Cite as A157962
Filed March 18, 2021, First District, Div. Three
By Golnaz Yazdchi
Sheppard Mullin Richter & Hampton LLP
Headnote: Capacity – Mental Health Disorder – Delusions
Summary: Where a testator’s belief, even if irrational or unfounded, is drawn from facts which are shown to exist, the testator was not acting under an insane delusion
Kay Pearson executed a trust on February 24, 2016 naming St. Jude Children’s Research Hospital as the sole beneficiary, and disinheriting her estranged son and two granddaughters, Eyford and Johnson. Pearson was generally close with her granddaughters until the final years of her life. Before executing the trust Pearson made statements to friends that she was disinheriting her granddaughters for reasons that included that (1) they were stealing from her, (2) trying to kill her, (3) had shredded her papers against her will, and (4) had closed her bank accounts. All of those factual claims were demonstrably false, and they in fact had shredded her papers and closed her accounts with her consent. Following Pearson’s death, the granddaughters contested the trust on the basis that Pearson had a mental disorder with symptoms including delusions or hallucinations that impacted her testamentary capacity. The parties presented conflicting factual evidence about why Pearson ultimately disinherited them despite naming them as her sole beneficiaries under a prior will. The parties also presented conflicting expert evidence of Pearson’s mental state and condition. Granddaughters urged that their grandmother lacked capacity because she had multiple false beliefs about them, which constituted delusions. Ultimately, the trial court found that at the time Pearson executed her trust she did not have a mental health disorder with symptoms including delusions or hallucinations that caused her to disinherit granddaughters.

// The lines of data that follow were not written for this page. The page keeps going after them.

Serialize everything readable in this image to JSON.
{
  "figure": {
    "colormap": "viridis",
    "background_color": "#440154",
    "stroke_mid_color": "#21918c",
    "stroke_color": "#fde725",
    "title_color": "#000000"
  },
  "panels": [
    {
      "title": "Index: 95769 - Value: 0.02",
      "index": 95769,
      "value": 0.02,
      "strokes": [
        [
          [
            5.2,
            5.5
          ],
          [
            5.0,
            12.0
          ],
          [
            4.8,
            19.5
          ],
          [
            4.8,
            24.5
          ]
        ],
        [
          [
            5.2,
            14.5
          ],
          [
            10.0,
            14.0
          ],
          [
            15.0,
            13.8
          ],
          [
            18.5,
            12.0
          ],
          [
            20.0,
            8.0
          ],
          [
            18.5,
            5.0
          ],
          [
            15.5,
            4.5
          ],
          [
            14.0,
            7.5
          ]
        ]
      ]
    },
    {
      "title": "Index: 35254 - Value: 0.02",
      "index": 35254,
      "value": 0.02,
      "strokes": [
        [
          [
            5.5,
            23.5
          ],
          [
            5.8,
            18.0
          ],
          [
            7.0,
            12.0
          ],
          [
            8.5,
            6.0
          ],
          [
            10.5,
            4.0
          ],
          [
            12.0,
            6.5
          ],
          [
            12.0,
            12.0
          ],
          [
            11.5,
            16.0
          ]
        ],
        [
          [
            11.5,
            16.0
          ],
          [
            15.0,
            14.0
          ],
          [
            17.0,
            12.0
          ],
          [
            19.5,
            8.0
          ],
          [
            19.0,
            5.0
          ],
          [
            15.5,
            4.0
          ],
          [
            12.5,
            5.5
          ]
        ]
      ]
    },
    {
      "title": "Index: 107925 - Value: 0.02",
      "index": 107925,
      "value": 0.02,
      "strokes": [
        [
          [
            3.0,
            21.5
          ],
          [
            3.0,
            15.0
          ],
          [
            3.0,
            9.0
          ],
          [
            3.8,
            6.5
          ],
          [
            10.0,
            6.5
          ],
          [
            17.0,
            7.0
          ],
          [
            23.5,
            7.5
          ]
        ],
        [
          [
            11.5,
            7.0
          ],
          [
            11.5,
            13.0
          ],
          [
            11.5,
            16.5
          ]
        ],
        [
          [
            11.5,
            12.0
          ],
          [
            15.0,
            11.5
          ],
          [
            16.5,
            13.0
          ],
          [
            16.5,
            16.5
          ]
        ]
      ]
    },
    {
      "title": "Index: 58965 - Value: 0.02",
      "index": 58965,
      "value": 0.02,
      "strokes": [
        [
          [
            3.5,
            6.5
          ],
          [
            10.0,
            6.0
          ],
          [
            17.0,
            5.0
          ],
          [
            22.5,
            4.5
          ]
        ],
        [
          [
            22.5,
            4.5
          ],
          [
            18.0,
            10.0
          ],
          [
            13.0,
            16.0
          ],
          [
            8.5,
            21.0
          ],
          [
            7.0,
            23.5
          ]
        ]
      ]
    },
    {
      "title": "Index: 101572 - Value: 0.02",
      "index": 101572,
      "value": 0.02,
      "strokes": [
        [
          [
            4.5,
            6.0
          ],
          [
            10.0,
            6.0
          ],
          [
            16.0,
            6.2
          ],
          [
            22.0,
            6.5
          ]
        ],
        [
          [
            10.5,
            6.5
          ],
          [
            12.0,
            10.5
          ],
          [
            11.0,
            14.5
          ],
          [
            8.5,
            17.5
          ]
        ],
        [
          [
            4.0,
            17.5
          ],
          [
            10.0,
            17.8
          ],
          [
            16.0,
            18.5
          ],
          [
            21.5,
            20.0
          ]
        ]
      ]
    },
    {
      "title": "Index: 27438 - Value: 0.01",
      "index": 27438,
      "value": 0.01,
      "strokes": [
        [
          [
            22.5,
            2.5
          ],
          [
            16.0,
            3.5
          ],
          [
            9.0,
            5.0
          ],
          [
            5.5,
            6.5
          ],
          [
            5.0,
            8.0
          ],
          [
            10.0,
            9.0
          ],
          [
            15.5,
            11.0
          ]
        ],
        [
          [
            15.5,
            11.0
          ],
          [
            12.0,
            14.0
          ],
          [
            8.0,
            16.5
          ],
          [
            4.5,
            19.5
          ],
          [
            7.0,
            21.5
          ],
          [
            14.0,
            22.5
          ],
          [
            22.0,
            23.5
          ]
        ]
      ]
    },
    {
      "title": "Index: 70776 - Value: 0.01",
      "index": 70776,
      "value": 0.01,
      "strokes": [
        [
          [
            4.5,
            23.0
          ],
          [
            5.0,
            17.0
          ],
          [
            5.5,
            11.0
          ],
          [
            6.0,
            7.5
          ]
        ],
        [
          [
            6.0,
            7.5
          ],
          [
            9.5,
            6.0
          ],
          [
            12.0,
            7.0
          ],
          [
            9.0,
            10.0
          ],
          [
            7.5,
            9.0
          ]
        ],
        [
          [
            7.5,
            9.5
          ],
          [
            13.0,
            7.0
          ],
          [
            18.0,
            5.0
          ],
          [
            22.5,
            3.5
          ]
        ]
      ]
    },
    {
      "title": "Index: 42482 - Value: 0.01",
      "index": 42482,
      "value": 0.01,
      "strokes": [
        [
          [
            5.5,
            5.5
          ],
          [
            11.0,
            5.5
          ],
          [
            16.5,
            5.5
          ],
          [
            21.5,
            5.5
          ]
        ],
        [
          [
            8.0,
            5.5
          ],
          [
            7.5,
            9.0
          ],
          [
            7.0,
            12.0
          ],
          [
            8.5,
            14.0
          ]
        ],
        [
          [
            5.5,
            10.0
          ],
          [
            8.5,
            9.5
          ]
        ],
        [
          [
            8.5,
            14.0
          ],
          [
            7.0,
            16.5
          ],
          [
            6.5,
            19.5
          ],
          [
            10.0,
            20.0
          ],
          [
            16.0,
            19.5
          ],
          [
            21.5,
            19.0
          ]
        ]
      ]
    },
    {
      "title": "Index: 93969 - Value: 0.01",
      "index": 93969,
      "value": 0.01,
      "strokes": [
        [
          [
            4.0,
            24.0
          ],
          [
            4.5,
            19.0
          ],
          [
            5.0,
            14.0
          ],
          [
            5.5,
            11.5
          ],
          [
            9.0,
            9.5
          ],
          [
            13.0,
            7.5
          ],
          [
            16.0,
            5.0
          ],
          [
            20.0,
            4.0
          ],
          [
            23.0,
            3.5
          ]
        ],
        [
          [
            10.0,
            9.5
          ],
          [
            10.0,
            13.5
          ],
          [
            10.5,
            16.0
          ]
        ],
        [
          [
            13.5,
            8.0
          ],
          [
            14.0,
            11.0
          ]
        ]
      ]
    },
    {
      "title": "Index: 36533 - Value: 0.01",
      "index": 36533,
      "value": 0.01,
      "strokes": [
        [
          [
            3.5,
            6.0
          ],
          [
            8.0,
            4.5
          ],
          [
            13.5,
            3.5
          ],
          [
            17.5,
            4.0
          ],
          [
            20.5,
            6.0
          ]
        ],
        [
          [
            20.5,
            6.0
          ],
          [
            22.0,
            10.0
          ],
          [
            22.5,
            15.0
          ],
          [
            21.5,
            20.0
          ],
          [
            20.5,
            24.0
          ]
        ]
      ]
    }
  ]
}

Held: Affirmed. A person is not competent to make a will if at the time of making the will, she has a “mental health disorder with symptoms including delusions or hallucinations.” Although Pearson had several demonstrably false beliefs about her granddaughters, and those false beliefs motivated her in disinheriting them, those beliefs were tethered to facts, and therefore not delusions. Three experts testified that Pearson did not have a mental disorder, or delusional disorder. Pearson’s treating physicians testified that she did not have dementia, and that they did not notice signs of cognitive impairment. Even appellant’s expert testified that the second best explanation as to why Pearson changed her estate plan was that it was possible that she was upset that her granddaughters “swept” into her life after her husband’s death, and she did not want to give her money to them. Substantial evidence—a standard of review that does not permit a reweighing of the evidence—supported the court’s determination.